- Born: Irvine, California
- Notable work: Three Day Rule (founder)

= Talia Goldstein =

American entrepreneur

Talia Goldstein is an American entrepreneur, founder of the matchmaking company Three Day Rule in 2010.

== Biography ==
Talia Goldstein graduated from the Tulane University School of Liberal Arts in 2002.

Talia Goldstein was a TV producer at E! Entertainment. She left her job to host dating events for singles. The parties attending her events grew, so in 2013 she founded the tech-enabled matchmaking company Three Day Rule. The name for the company comes from the film Swingers, in which characters waited three days to call a girl after meeting. Three Day Rule is a matchmaking service with offices in Los Angeles, Orange County, San Francisco, Silicon Valley, Chicago, New York City, Boston, Washington, D.C. and Philadelphia.
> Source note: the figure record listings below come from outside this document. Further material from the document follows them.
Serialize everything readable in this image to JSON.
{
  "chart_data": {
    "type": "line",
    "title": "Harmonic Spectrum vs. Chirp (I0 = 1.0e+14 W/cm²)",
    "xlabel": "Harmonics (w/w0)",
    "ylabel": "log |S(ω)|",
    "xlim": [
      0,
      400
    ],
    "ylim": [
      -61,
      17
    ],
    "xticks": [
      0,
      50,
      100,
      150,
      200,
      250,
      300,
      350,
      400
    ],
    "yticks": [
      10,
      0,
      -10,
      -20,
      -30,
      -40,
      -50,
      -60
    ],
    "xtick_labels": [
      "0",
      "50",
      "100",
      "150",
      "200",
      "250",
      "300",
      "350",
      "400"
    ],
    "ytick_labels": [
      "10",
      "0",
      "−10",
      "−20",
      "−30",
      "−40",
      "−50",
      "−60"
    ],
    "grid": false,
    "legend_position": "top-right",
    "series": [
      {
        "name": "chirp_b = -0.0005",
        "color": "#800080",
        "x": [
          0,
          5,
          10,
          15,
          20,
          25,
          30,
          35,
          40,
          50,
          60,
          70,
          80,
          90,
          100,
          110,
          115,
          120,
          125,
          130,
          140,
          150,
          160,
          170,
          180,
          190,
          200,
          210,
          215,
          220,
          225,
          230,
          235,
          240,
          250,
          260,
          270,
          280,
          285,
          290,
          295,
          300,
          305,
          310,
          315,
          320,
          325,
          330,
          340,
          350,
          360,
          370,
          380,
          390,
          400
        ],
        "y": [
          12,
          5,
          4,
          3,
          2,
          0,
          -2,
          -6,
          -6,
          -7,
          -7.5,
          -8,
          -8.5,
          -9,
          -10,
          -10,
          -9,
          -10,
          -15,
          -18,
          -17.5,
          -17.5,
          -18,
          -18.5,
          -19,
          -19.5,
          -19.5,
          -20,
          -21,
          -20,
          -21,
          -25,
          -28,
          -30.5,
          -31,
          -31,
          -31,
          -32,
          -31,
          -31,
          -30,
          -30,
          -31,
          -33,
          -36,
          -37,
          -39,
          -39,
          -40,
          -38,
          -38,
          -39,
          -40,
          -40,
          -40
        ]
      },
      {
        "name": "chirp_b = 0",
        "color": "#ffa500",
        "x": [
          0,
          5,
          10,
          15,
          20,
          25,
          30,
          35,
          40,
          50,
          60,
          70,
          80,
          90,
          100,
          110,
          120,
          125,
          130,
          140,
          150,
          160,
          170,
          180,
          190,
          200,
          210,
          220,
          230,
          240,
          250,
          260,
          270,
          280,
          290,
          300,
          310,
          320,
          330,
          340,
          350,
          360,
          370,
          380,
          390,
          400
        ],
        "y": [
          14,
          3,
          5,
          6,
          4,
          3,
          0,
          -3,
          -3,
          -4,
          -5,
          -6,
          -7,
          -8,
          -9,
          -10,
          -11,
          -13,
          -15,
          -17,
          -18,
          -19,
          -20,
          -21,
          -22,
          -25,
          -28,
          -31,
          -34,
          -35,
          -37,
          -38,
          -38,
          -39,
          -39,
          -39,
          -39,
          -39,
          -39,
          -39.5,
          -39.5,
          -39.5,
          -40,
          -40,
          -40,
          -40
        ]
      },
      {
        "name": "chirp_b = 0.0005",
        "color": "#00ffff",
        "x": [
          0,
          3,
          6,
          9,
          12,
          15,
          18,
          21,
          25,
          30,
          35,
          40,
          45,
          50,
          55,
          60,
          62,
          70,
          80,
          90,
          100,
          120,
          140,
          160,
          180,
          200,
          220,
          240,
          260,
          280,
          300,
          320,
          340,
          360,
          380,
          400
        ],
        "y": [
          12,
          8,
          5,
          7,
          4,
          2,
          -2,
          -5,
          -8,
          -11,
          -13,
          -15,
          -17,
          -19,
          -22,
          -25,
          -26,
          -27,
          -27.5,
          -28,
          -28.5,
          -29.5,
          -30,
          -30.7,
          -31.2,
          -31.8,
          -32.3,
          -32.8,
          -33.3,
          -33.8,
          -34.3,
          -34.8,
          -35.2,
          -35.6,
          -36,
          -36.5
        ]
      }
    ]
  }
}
Three Day Rule matchmakers meet with each of their clients and potential matches in person and use facial recognition software to help improve the search. In 2014, Match.com led a $1.25 million investment in Three Day Rule and, in 2016, the company raised $650,000 from the DAN Fund investment group and $550,000 from other individual sources. In 2018, Three Day Rule launched a program with Amazon to provide daily dating advice through Alexa to Amazon Echo owners.

== Personal life ==
Goldstein became pregnant while she was fundraising for the company and felt pressured to hide the information from investors, later publishing on the issue of pregnancy in the workforce in Fortune.